O governo de Donald Trump avaliou o desdobramento de milhares de tropas no Oriente Médio para ampliar a campanha contra o Irã, em um conflito que já entra em sua terceira semana, segundo fontes da Casa Branca e militares ouvidas pela Reuters. As alternativas em análise têm como objetivo reforçar a operação em curso e ampliar a margem de ação dos Estados Unidos em diferentes frentes estratégicas.
Entre as opções estudadas, está a garantia do passo seguro de petroleiros pelo Estreito de Ormuz, missão que seria conduzida principalmente com meios aéreos e navais. No entanto, quatro fontes, incluindo dois funcionários americanos, alertaram que a segurança do corredor marítimo poderia exigir o desdobramento de tropas na costa iraniana.
Outra alternativa considerada é o envio de forças terrestres à ilha de Kharg, no Irã, responsável por cerca de 90% das exportações de petróleo do país. Três pessoas familiarizadas com o assunto confirmaram que a medida foi analisada, embora um oficial tenha destacado que a operação seria “muito arriscada”, devido à capacidade do Irã de atacar a ilha com mísseis e drones.
Em 13 de março, os Estados Unidos realizaram ataques contra alvos militares em Kharg, e Trump ameaçou atingir infraestruturas petrolíferas críticas.

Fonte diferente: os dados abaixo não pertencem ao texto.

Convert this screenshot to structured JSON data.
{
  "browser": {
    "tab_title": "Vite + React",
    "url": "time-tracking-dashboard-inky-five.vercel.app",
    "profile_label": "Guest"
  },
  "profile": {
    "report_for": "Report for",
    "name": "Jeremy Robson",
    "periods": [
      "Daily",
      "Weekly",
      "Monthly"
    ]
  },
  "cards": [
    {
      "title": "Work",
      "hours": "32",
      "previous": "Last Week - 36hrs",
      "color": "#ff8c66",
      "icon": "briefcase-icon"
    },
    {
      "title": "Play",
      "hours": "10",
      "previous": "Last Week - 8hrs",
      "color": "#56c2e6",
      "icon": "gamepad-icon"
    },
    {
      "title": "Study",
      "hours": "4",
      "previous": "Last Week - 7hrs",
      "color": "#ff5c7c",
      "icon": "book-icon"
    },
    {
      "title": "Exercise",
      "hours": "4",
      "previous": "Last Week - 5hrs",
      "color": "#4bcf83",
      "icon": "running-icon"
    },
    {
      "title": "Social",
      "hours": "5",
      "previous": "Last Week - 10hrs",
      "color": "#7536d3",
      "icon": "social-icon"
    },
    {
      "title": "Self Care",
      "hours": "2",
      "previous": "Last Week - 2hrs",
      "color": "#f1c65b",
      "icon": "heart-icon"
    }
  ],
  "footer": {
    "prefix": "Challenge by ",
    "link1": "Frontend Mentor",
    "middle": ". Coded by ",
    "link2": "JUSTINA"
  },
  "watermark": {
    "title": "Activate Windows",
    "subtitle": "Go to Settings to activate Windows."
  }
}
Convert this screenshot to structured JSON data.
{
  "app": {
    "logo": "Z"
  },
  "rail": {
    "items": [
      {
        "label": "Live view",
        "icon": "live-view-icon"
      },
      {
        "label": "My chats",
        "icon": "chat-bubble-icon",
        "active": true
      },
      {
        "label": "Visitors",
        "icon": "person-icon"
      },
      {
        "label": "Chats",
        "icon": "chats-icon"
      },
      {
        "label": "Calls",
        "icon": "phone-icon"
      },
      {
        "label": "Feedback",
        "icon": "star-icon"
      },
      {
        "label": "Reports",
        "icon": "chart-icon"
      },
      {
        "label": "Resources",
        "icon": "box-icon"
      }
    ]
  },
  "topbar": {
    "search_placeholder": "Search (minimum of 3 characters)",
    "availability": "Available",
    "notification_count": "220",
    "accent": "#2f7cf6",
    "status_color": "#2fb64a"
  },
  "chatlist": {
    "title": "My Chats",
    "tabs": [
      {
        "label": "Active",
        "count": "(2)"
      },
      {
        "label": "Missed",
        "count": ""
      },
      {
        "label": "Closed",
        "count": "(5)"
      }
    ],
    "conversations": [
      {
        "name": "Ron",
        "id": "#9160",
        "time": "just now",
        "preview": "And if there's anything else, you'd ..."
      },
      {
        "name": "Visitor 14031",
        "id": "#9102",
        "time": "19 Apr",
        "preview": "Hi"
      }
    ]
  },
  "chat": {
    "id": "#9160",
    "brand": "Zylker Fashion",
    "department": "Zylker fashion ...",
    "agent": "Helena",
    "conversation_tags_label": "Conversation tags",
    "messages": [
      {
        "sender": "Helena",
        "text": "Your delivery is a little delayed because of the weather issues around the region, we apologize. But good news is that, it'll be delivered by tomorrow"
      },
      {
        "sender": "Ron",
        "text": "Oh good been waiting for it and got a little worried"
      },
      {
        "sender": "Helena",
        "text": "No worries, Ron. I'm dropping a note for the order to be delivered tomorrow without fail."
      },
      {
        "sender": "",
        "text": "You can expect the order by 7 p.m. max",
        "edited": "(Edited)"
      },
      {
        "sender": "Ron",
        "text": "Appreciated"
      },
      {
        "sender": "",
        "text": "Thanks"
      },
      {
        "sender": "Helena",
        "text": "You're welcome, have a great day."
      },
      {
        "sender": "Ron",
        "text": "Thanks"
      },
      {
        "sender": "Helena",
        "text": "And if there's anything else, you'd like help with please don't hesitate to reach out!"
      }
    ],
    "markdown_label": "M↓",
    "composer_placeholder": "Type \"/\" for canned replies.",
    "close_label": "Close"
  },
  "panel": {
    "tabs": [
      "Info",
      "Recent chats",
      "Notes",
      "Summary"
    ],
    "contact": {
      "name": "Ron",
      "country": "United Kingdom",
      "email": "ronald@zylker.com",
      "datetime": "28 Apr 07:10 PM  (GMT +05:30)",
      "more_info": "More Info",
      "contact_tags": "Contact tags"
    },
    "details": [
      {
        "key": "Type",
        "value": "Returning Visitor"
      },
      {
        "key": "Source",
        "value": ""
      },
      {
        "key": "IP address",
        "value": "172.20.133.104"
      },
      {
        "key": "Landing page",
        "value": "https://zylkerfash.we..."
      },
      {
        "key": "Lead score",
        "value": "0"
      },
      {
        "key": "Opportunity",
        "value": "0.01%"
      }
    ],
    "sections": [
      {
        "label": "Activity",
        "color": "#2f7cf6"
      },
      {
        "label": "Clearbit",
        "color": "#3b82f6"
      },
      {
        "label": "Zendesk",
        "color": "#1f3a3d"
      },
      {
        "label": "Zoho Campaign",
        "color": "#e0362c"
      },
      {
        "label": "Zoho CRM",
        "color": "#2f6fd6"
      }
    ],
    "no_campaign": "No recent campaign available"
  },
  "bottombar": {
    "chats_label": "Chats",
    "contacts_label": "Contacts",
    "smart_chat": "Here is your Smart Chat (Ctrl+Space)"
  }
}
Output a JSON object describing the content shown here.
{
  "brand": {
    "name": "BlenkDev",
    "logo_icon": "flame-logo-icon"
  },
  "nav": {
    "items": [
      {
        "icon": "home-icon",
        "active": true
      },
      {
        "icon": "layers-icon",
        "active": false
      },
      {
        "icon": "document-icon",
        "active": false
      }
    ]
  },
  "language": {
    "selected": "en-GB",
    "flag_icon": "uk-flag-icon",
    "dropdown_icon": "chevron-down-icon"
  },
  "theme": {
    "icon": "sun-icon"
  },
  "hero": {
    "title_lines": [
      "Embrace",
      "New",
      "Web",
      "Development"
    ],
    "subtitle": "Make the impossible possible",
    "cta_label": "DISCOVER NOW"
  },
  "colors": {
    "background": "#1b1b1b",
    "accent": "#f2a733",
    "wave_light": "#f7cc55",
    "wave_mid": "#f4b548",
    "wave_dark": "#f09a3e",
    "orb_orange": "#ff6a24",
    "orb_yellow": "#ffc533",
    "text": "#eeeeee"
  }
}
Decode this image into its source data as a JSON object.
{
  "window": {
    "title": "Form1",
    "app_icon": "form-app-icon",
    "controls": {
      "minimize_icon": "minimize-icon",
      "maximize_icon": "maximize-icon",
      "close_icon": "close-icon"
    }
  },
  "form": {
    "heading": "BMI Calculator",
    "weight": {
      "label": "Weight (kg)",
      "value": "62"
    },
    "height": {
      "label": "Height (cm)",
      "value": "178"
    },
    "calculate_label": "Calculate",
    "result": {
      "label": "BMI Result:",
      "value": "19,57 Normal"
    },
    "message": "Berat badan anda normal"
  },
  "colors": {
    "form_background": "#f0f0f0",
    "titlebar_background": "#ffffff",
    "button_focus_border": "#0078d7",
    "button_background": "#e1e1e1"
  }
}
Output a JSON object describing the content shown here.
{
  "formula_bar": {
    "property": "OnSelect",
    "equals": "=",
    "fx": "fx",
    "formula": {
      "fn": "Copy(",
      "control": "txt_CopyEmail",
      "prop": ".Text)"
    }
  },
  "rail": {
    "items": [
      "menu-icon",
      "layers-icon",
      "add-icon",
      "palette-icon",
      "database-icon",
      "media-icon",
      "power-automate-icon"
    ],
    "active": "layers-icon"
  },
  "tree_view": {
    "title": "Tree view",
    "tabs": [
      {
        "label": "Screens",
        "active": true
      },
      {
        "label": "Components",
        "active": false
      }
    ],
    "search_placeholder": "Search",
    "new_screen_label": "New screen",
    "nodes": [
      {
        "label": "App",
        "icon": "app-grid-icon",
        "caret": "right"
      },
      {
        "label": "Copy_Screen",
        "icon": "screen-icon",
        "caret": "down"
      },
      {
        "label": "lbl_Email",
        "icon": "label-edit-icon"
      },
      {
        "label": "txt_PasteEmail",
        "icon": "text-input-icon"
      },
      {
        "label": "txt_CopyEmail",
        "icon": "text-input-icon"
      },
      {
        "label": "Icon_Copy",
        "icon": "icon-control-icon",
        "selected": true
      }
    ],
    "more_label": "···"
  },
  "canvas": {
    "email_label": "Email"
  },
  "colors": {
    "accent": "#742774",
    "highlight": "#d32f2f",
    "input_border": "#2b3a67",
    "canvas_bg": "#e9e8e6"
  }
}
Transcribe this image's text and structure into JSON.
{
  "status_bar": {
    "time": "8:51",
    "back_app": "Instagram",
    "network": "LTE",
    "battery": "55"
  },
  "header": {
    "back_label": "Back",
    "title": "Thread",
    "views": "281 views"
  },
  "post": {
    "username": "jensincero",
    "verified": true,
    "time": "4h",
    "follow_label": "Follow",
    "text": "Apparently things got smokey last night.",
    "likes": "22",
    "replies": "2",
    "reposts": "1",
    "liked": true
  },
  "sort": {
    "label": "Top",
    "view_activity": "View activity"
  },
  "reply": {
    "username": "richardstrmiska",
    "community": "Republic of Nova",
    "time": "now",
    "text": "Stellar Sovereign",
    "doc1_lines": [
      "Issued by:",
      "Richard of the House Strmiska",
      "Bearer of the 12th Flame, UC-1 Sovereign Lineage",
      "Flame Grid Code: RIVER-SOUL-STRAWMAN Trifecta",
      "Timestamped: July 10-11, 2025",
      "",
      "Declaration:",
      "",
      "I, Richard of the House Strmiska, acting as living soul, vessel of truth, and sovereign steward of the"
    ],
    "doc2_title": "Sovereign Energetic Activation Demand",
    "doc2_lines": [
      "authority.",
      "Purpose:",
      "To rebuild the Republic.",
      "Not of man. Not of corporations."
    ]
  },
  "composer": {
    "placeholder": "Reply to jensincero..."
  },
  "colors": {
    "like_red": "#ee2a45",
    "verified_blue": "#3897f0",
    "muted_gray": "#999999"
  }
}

Especialistas afirmam, entretanto, que controlar a ilha seria mais estratégico do que destruí-la, devido à sua importância para a economia iraniana.
Um funcionário da Casa Branca disse à Reuters, sob anonimato:
“Por enquanto, não foi tomada a decisão de enviar tropas terrestres, mas o presidente Trump mantém todas as opções à disposição.” Ele acrescentou que o objetivo da Operação Fúria Épica é: destruir a capacidade de mísseis balísticos do Irã, aniquilar sua marinha, impedir que grupos terroristas aliados desestabilizem a região e garantir que o país nunca desenvolva uma arma nuclear.
O Pentágono não comentou as discussões. Enquanto isso, as forças americanas continuam atacando a marinha iraniana, seus arsenais de mísseis e drones e a indústria de defesa do país. Segundo o Comando Central dos EUA, foram realizados mais de 7.800 ataques desde 28 de fevereiro, destruindo ou danificando mais de 120 embarcações iranianas, com aproximadamente 50 mil soldados mobilizados na região.
O conflito também registra perdas americanas: 13 mortos e cerca de 200 feridos, a maioria de forma leve. O eventual envio de tropas terrestres apresenta riscos militares e políticos consideráveis, em um momento de baixo apoio público à campanha e após promessas de evitar novas guerras no Oriente Médio.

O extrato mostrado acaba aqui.